Cosmo let him do it. "Going to bed now, sir?" asked Spire in the same subdued tone.

"No, but you needn't wait. I won't need you any more to-night."

"Thank you, sir." Spire lingered, boots in hand. "The two small pistols are on the bedside table, sir. I have looked to the primings. This town is lull of rabble from all parts just now, so I hear. The lock of your door is fairly poor. I shall be sleeping just outside in the corridor, sir. They are going to put me a pallet there."

"You will be very cold," protested Cosmo.

"It will be all right, sir. I have got the fur rug out of the carriage. I had everything taken out of the carriage. The yard isn't safe, sir. Nothing is properly safe in this house, so far as I can see."

Cosmo nodded absent-mindedly. "Oh, wait a moment, Spire. That man, that fellow in the cap, is he still downstairs?"
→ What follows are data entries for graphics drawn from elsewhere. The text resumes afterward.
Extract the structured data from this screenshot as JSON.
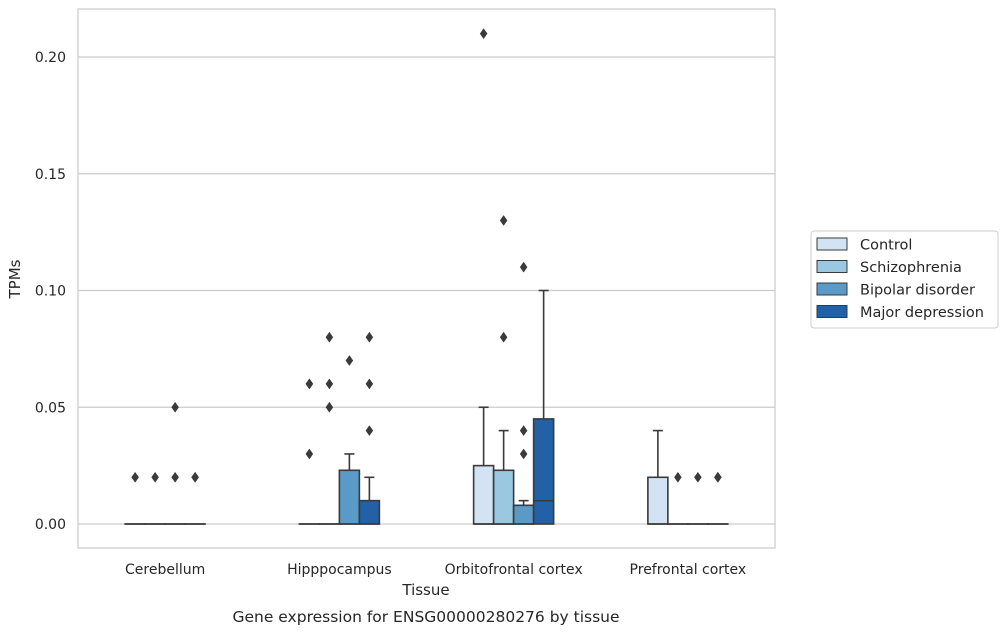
{
  "chart_data": {
    "type": "box",
    "title": "",
    "caption": "Gene expression for ENSG00000280276 by tissue",
    "xlabel": "Tissue",
    "ylabel": "TPMs",
    "ylim": [
      -0.01,
      0.22
    ],
    "yticks": [
      0.0,
      0.05,
      0.1,
      0.15,
      0.2
    ],
    "ytick_labels": [
      "0.00",
      "0.05",
      "0.10",
      "0.15",
      "0.20"
    ],
    "grid": "horizontal",
    "legend_position": "right",
    "categories": [
      "Cerebellum",
      "Hipppocampus",
      "Orbitofrontal cortex",
      "Prefrontal cortex"
    ],
    "series": [
      {
        "name": "Control",
        "color": "#d2e3f3",
        "boxes": [
          {
            "q1": 0,
            "median": 0,
            "q3": 0,
            "whislo": 0,
            "whishi": 0,
            "fliers": [
              0.02
            ]
          },
          {
            "q1": 0,
            "median": 0,
            "q3": 0,
            "whislo": 0,
            "whishi": 0,
            "fliers": [
              0.03,
              0.06,
              0.06
            ]
          },
          {
            "q1": 0,
            "median": 0,
            "q3": 0.025,
            "whislo": 0,
            "whishi": 0.05,
            "fliers": [
              0.21
            ]
          },
          {
            "q1": 0,
            "median": 0,
            "q3": 0.02,
            "whislo": 0,
            "whishi": 0.04,
            "fliers": []
          }
        ]
      },
      {
        "name": "Schizophrenia",
        "color": "#9ac8e0",
        "boxes": [
          {
            "q1": 0,
            "median": 0,
            "q3": 0,
            "whislo": 0,
            "whishi": 0,
            "fliers": [
              0.02
            ]
          },
          {
            "q1": 0,
            "median": 0,
            "q3": 0,
            "whislo": 0,
            "whishi": 0,
            "fliers": [
              0.05,
              0.06,
              0.08
            ]
          },
          {
            "q1": 0,
            "median": 0,
            "q3": 0.023,
            "whislo": 0,
            "whishi": 0.04,
            "fliers": [
              0.08,
              0.13
            ]
          },
          {
            "q1": 0,
            "median": 0,
            "q3": 0,
            "whislo": 0,
            "whishi": 0,
            "fliers": [
              0.02
            ]
          }
        ]
      },
      {
        "name": "Bipolar disorder",
        "color": "#5a9ac8",
        "boxes": [
          {
            "q1": 0,
            "median": 0,
            "q3": 0,
            "whislo": 0,
            "whishi": 0,
            "fliers": [
              0.02,
              0.05
            ]
          },
          {
            "q1": 0,
            "median": 0,
            "q3": 0.023,
            "whislo": 0,
            "whishi": 0.03,
            "fliers": [
              0.07
            ]
          },
          {
            "q1": 0,
            "median": 0,
            "q3": 0.008,
            "whislo": 0,
            "whishi": 0.01,
            "fliers": [
              0.03,
              0.04,
              0.11
            ]
          },
          {
            "q1": 0,
            "median": 0,
            "q3": 0,
            "whislo": 0,
            "whishi": 0,
            "fliers": [
              0.02
            ]
          }
        ]
      },
      {
        "name": "Major depression",
        "color": "#2361a6",
        "boxes": [
          {
            "q1": 0,
            "median": 0,
            "q3": 0,
            "whislo": 0,
            "whishi": 0,
            "fliers": [
              0.02,
              0.02
            ]
          },
          {
            "q1": 0,
            "median": 0,
            "q3": 0.01,
            "whislo": 0,
            "whishi": 0.02,
            "fliers": [
              0.04,
              0.06,
              0.08
            ]
          },
          {
            "q1": 0,
            "median": 0.01,
            "q3": 0.045,
            "whislo": 0,
            "whishi": 0.1,
            "fliers": []
          },
          {
            "q1": 0,
            "median": 0,
            "q3": 0,
            "whislo": 0,
            "whishi": 0,
            "fliers": [
              0.02,
              0.02
            ]
          }
        ]
      }
    ]
  }
}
Spire thought rapidly that he wouldn't be a party to bringing any of those ragamuffins up to the bedroom. "Gone a long time ago, sir," he said stolidly.

Cosmo had a vivid recollection of the man's pose of being settled for an earnest and absorbing conversation to last half the night.

"He doesn't belong to this house?" he asked.

"No, sir, he only came to talk to a young woman. I left him taking leave of her to come up to you, sir. I suppose he was the man you meant, sir."